Hacker News new | ask | show | jobs
by ianbicking 894 days ago
I'm sure there will be improvements, but making a custom GPT a few weeks ago I was very unimpressed:

1. The GPT builder itself didn't feel like it was a well-tuned prompt (i.e., the prompt they use to guide prompt creation). It created long-winded prompts that left out information and didn't pay attention to what I said. Anything I enter into the GPT builder interface is probably very important!

2. The quotas are fairly low, and apply to testing. I was only able to do maybe 10 minutes of playtesting before I ran out of quota.

3. There's no tools to help with testing, it's all just vibes. No prompt comparisons.

4. The implied RAG is entirely opaque. You can upload documents, and I guess they get used...? But how? The best I could figure out was to put text into the prompt telling GPT to be very open about how it used documents, then basically ask it questions to see if it understood the content and purpose of the documents I uploaded.

5. There's no extended interface outside of the intro questions. No way to emit buttons or choices, just the ever-present text field.

6. There's no hidden state. I don't particularly want impossible-to-see state, but a powerful technique is to get GPT to make plans or internal notes as it responds. These are very confusing when presented in the chat itself. In applications I often use tags like <plan>...</plan> to mark these, which is compatible with the simple data model of a chat.

7. There's no context management. Like hidden state, I'd like to be able to mark things as "sticky"; things that should be prioritized when the context outgrows the context window.

These are all fixable, though I worry that OpenAI's confidence in AI maximalism will keep them from making hard features and instead they just rely on GPT "getting smarter" and magically not needing real features.

3 comments

Re: 1. I've made many GPTs and never took the time to read that first page / use the GPT builder. I always immediately jumped into "Configure". Had no idea this was a thing.

Re: 2. 100%. It's rough.

Re: 4. Had a ton of issues where it would just error and say it couldn't find the document, completely ruined the point / purpose of one I made.

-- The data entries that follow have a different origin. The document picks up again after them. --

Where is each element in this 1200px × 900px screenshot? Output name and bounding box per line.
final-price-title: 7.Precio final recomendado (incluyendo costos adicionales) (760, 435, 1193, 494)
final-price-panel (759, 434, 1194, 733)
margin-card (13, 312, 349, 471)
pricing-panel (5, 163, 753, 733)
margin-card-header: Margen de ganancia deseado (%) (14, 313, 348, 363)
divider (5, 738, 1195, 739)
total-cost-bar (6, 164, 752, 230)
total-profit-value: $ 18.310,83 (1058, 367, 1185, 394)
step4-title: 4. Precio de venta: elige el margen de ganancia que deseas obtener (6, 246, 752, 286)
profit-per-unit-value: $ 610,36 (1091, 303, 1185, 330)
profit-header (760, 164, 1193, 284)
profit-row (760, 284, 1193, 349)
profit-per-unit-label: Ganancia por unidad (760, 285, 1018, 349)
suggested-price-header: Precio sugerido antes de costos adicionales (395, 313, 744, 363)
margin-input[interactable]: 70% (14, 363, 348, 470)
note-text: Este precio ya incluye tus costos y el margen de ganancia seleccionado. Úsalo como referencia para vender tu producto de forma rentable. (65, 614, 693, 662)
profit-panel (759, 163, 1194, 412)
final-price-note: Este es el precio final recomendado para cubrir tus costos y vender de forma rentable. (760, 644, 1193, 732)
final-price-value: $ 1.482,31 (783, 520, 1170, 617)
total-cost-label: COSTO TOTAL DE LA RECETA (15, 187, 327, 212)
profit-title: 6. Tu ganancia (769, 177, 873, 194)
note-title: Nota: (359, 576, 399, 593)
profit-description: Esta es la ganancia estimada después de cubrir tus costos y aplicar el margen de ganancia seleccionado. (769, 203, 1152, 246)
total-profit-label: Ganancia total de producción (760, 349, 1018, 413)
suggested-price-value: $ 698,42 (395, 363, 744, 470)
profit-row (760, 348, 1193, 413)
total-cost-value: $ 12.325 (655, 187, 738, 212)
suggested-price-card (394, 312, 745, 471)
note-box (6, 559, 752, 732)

Re: Hidden state - could be fun, but I do like the transparency of everything needing to be out in the open. But maybe a "hidden by default" scratchpad.

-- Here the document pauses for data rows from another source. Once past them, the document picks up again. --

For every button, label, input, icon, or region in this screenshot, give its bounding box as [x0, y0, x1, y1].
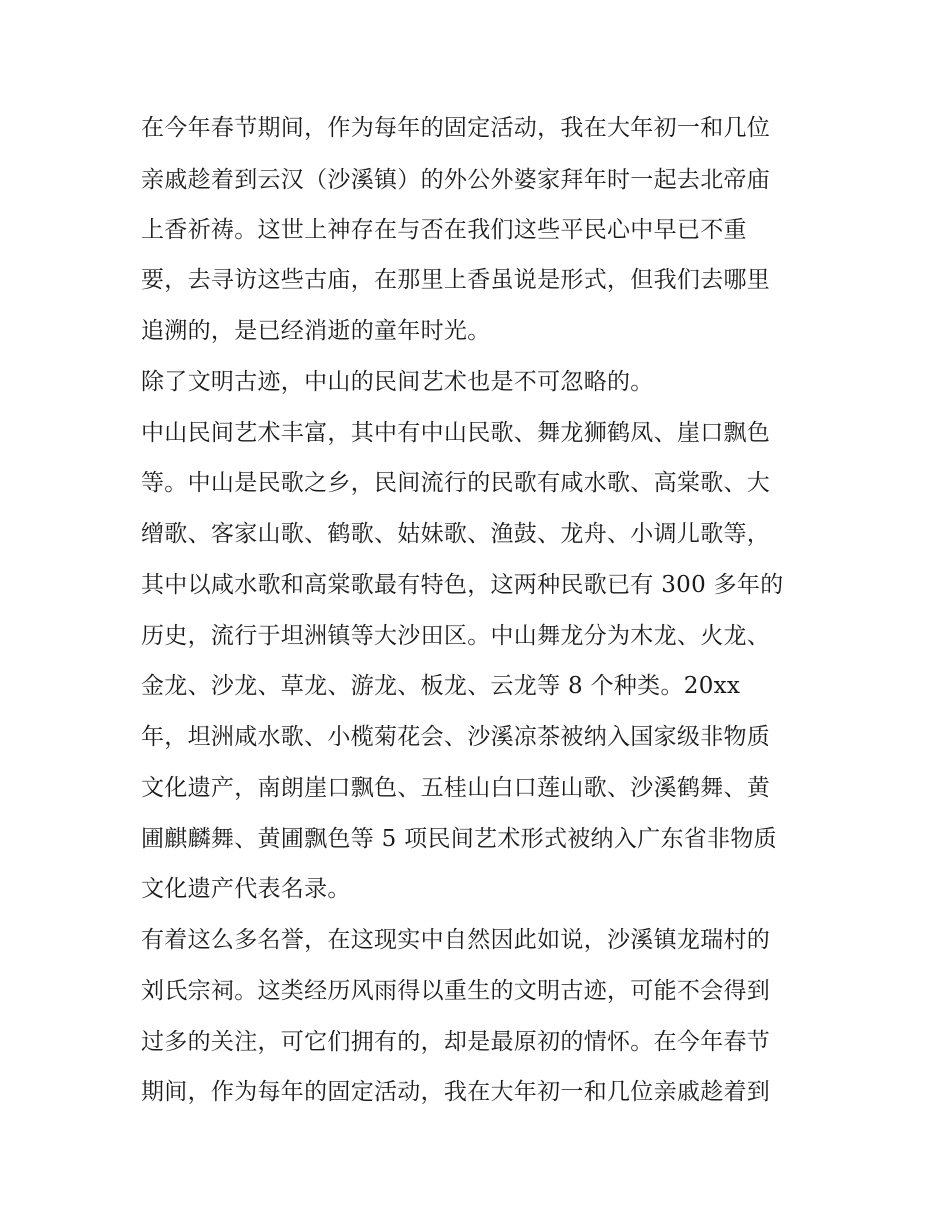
text-line: 刘氏宗祠。这类经历风雨得以重生的文明古迹，可能不会得到	[141, 978, 771, 1004]
text-line: 文化遗产，南朗崖口飘色、五桂山白口莲山歌、沙溪鹤舞、黄	[141, 775, 771, 801]
text-line: 有着这么多名誉，在这现实中自然因此如说，沙溪镇龙瑞村的	[141, 927, 771, 953]
text-line: 在今年春节期间，作为每年的固定活动，我在大年初一和几位	[141, 115, 771, 141]
text-line: 中山民间艺术丰富，其中有中山民歌、舞龙狮鹤凤、崖口飘色	[141, 420, 771, 446]
text-line: 缯歌、客家山歌、鹤歌、姑妹歌、渔鼓、龙舟、小调儿歌等，	[141, 521, 771, 547]
text-line: 过多的关注，可它们拥有的，却是最原初的情怀。在今年春节	[141, 1029, 771, 1055]
text-line: 亲戚趁着到云汉（沙溪镇）的外公外婆家拜年时一起去北帝庙	[141, 167, 771, 193]
text-line: 要，去寻访这些古庙，在那里上香虽说是形式，但我们去哪里	[141, 267, 771, 293]
text-line: 文化遗产代表名录。	[141, 876, 351, 902]
text-line: 圃麒麟舞、黄圃飘色等 5 项民间艺术形式被纳入广东省非物质	[141, 826, 777, 852]
text-line: 除了文明古迹，中山的民间艺术也是不可忽略的。	[141, 369, 654, 395]
text-line: 历史，流行于坦洲镇等大沙田区。中山舞龙分为木龙、火龙、	[141, 623, 771, 649]
text-line: 金龙、沙龙、草龙、游龙、板龙、云龙等 8 个种类。20xx	[141, 673, 741, 699]
text-line: 其中以咸水歌和高棠歌最有特色，这两种民歌已有 300 多年的	[141, 572, 784, 598]
text-line: 上香祈祷。这世上神存在与否在我们这些平民心中早已不重	[141, 217, 747, 243]
text-line: 追溯的，是已经消逝的童年时光。	[141, 318, 491, 344]
text-line: 等。中山是民歌之乡，民间流行的民歌有咸水歌、高棠歌、大	[141, 470, 771, 496]
text-line: 年，坦洲咸水歌、小榄菊花会、沙溪凉茶被纳入国家级非物质	[141, 724, 771, 750]
text-line: 期间，作为每年的固定活动，我在大年初一和几位亲戚趁着到	[141, 1079, 771, 1105]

Maybe you can hack some context management and hidden state with custom functions? The scratch buffer can literally be an endpoint that returns OK and has a field like "plain: list[str]", assuming it keeps function call data in memory. Better context memory can be done perhaps by reminding in the system prompt to always call getPinned() each 5 messages, perhaps...

But yes, the whole thing does seem bound to regress to low-quality "I'll enter 1/5th of your request in for you". You can probably even make a script that uses GPT-3.5 to generate these "GPTs".

Yeah, you can definitely do a lot with Actions, and I've seen some examples of that. But if I want to deploy a service then I'd rather make a nice frontend along with it, and Custom GPTs aren't that! (But the fact I don't have to monetize just to support OpenAI API costs is still very appealing.)

At the moment Actions are pretty brutal to the experience, with constant confirmations and they seem to halve both the speed and the quota since I think it takes two GPT responses, one to assemble the Action and another to react to the result. Using a Custom GPT that uses extensive actions means sitting and watching it think, waiting to hit a button, then sitting and watching it think for a long time, only to run out of quota before you get to anything interesting.

I use several custom GPTs that I built inside GPT Pro and they have doubled my productivity over using GPT alone, which had already doubled my productivity.

Every time I get a response that is off from the custom then I give it a nudge to edit its configuration. The main issue is that its configuration doesn't have enough space for all the rules and it likes to ditch more minor rules when you give it something extra to remember.